Eman Samy Ibrahim Foda
Afaf Gaber Ibrahim
Aida Mohey Mohamed Ali
Ahmed Moustafa El-Menshawy
Heba Mahmoud Taha Elweshahi



Patient safety culture (PSC) is a vital feature to assess the ability of any healthcare setting in addressing and reducing patients harm. This study attempted to assess the PSC in Intensive Care Units (ICUs) at Alexandria Main University Hospital (AMUH) from the point of view of physicians and nurses.


A cross-sectional study was implemented in two ICUs at AMUH over period of six months. Seventy-two participants were interviewed using the Hospital Patient Safety Scale, customized by the Agency for Healthcare Research and Quality (AHRQ).

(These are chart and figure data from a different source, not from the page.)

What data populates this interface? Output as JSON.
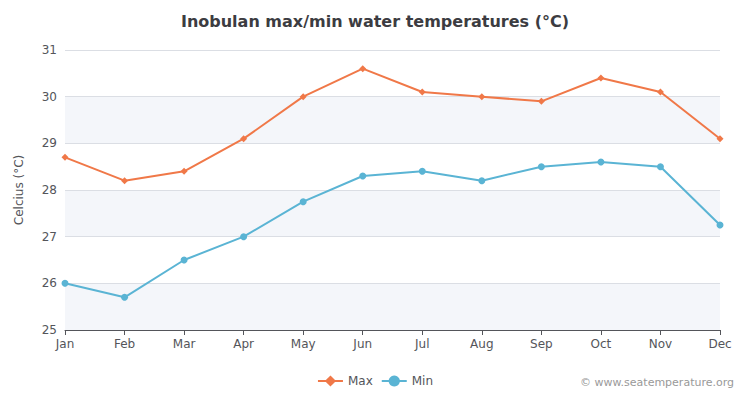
{
  "chart_data": {
    "type": "line",
    "title": "Inobulan max/min water temperatures (°C)",
    "ylabel": "Celcius (°C)",
    "categories": [
      "Jan",
      "Feb",
      "Mar",
      "Apr",
      "May",
      "Jun",
      "Jul",
      "Aug",
      "Sep",
      "Oct",
      "Nov",
      "Dec"
    ],
    "series": [
      {
        "name": "Max",
        "color": "#f07848",
        "marker": "diamond",
        "values": [
          28.7,
          28.2,
          28.4,
          29.1,
          30.0,
          30.6,
          30.1,
          30.0,
          29.9,
          30.4,
          30.1,
          29.1
        ]
      },
      {
        "name": "Min",
        "color": "#5ab4d4",
        "marker": "circle",
        "values": [
          26.0,
          25.7,
          26.5,
          27.0,
          27.75,
          28.3,
          28.4,
          28.2,
          28.5,
          28.6,
          28.5,
          27.25
        ]
      }
    ],
    "ylim": [
      25,
      31
    ],
    "yticks": [
      25,
      26,
      27,
      28,
      29,
      30,
      31
    ],
    "grid": true,
    "legend": "bottom",
    "annotations": [
      "© www.seatemperature.org"
    ]
  }
}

The average positive response to individual items in the patient safety scale ranged from 2.7% to 79.2%. The “Teamwork within Units” dimension had the utmost average percentage positive score (63.5%) amongst all participants, on the other hand, the “Non-Punitive Response to Errors” dimension had the lowest one (12.0%). Less than half (45.8%) of the interviewed participants rated patient’s safety at the hospital as accepted.


PSC is friable in targeted ICUs, much of work is needed to raise the responsiveness of health care givers regarding this issue. Executives and supervisors need to encourage the practices of PS through a blame free culture.